偉人か? 奇人か? 東洋のルソー・中江兆民

明治中期、自由民権運動の代表的思想家として活躍した中江兆民。

1847年生まれのフランスの思想家、ジャン=ジャック・ルソーを日本に紹介して、自由民権運動の理論的指導者となったことで知られている。

衆議院当選1回、第1回衆議院議員総選挙当選者のひとり。「東洋のルソー」として人々から賞賛を浴びたが、同時に奇妙な行動が絶えなかったことでも知られている。

酔っ払うことが平和主義?

平和主義を盾にした奇行の数々を紹介。

あるときは自由民権の集会に、印袢纏(しるしばんてん)に腹かけ、 股引き姿で現れ、人々を驚かせた。
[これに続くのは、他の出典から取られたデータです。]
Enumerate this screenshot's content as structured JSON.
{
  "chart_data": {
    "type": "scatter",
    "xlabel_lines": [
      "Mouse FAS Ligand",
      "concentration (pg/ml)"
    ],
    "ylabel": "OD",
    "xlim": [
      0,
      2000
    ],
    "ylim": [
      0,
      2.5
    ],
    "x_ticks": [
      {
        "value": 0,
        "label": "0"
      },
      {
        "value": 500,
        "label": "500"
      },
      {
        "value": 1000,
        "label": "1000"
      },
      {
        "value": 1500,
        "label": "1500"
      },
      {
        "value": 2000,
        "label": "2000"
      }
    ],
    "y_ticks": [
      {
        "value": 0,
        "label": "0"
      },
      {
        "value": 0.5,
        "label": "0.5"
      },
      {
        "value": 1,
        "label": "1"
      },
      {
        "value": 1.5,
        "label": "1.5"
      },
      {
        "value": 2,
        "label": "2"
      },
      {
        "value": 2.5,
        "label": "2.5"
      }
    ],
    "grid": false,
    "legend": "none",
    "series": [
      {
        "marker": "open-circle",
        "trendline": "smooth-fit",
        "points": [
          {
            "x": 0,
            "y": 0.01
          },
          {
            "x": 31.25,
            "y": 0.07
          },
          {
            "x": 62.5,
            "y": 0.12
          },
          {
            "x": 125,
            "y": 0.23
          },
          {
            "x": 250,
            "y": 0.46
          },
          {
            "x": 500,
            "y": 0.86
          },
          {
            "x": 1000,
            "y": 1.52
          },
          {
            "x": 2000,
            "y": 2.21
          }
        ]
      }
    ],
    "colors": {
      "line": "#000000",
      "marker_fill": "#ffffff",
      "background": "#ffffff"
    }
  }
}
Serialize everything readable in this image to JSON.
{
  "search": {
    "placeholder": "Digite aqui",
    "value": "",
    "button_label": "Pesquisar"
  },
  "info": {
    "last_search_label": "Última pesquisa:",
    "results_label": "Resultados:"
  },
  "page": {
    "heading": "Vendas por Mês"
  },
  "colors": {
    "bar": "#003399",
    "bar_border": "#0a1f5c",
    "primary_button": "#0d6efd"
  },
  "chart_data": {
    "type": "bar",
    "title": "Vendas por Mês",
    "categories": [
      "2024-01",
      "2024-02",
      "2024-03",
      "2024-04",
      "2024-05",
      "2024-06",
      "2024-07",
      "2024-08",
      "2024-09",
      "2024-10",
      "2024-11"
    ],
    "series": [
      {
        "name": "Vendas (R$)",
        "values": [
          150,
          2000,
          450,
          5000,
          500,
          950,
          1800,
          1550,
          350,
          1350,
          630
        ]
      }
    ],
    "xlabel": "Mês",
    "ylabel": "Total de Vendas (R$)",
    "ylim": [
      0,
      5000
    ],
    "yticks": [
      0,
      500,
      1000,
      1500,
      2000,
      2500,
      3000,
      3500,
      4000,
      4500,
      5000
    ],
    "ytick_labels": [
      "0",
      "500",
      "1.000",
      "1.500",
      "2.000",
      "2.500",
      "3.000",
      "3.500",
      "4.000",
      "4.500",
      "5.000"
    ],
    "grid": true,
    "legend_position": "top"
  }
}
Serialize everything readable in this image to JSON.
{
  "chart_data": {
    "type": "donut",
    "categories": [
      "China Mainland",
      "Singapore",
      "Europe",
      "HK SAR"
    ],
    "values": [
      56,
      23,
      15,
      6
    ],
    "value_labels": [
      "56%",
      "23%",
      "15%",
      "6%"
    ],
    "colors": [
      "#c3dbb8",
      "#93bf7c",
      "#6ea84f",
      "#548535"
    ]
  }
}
またあるときは、 夏の暑さに耐えられず道ばたで水を浴びはじめたため、瞬く間に人だかりができ、危うく警官に逮捕されそうになったこともあった。

「汚い格好も平民主義を示すため」と言えば聞こえはいいが、性格的に変わったところがあったのも確かである。

辞職の理由がアル中

兆民の奇行で特に多かったのが、酒にまつわるもの。

長酒を好んだといわれる彼は、酒の席で芸者たちにちょっかいを出すこともしばしば。

あるとき芸者たちが火鉢を囲んで談笑をしていたところに背後から忍び寄り、火鉢に小便をかけて驚く芸者たちを見ておもしろがっていたこともあったという

そして極めつけは議員辞職を宣言したときのコメント。

「自分はアルコール中毒にかかり、歩くのも困難で採決の列に並ぶこともできず、よって辞職します」

というもの。

公の場でアルコール中毒という言葉が使われたのはこれが初めてで

兆民自身も自分が酒にやられていたことを認めている。いくつもの奇行も単に酔っぱらっていただけなのかもしれない。